Archery is the national sport of Bhutan, and we finally got the opportunity to try the simple traditional bow and arrows on a much shortened version of the range, marked by colourful flags. Tim also tried the darts, to great success and much acclaim from our host and guide Neten. They were ready to sign Tim up for the serious competition in the capital of Thimphu.


We were staying at Soednam Zingkha a beautifully restored heritage farmhouse run as a boutique lodge by the original family. Our host joined us at the archery range and took a shot himself. Then we started talking about the dark rocky mountains that loomed over us.

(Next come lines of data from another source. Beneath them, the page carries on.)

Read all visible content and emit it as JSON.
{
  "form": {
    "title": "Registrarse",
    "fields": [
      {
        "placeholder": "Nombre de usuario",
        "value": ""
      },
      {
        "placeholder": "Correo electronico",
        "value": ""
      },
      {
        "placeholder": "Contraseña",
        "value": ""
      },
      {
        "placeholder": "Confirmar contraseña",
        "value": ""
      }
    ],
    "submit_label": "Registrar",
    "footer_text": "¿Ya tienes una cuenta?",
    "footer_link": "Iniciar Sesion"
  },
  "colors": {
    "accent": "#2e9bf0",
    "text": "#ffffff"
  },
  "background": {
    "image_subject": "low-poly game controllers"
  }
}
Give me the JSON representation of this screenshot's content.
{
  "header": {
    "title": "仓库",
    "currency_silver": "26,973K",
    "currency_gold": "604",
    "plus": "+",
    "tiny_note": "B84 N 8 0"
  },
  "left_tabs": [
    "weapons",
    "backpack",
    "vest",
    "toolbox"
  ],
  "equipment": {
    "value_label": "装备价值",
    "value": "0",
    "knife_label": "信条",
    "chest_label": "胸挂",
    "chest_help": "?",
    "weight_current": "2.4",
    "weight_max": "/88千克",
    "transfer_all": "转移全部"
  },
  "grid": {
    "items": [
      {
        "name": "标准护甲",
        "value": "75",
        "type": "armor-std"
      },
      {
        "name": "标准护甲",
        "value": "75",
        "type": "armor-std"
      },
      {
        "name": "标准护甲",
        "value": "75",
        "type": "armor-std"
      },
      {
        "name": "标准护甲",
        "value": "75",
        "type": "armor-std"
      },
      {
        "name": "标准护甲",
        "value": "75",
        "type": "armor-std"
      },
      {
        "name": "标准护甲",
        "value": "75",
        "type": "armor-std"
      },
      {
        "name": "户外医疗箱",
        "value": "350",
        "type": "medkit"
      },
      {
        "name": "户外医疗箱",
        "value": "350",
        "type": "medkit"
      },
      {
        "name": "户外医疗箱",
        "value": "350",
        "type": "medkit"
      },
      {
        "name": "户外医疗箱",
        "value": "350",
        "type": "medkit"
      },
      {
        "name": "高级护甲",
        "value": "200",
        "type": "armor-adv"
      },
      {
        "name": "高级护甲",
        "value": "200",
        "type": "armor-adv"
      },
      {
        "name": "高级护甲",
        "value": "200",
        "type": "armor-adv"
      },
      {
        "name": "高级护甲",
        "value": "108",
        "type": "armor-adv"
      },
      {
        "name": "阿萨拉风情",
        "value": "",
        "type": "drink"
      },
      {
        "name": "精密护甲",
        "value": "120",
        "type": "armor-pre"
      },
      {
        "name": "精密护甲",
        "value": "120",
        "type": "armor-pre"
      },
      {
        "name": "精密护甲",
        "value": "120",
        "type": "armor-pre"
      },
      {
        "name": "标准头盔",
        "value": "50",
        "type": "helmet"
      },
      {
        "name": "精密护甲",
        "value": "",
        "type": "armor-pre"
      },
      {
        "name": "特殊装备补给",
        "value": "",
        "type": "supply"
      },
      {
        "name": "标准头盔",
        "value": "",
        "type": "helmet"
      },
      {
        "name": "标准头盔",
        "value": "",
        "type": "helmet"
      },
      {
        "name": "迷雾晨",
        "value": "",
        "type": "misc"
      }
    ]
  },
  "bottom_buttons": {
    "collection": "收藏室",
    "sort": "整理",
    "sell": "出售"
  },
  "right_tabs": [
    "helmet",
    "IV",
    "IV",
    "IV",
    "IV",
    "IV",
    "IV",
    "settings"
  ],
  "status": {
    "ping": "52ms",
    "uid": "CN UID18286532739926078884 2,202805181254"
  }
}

‘Tibet is just over there,’ he waved towards the west.
‘How far is it to the border?’ I asked.
‘Oh about two days walk.’
I was delighted that even for an urbane man such as this distance is still measured in how many days to walk, and that it is the only way to make that journey.

The Haa Valley is the westernmost valley in Bhutan, and getting there involves a drive over the highest sealed mountain pass in the country – Chele La – a dizzying (quite literally for those of us still acclimatising to the altitude) just-under-4000m.
It truly dawned on me then that the nation of Bhutan is just a collection of small settlements spread along the few flat bottomed valleys available, connected by winding switchback roads going over steep mountain passes.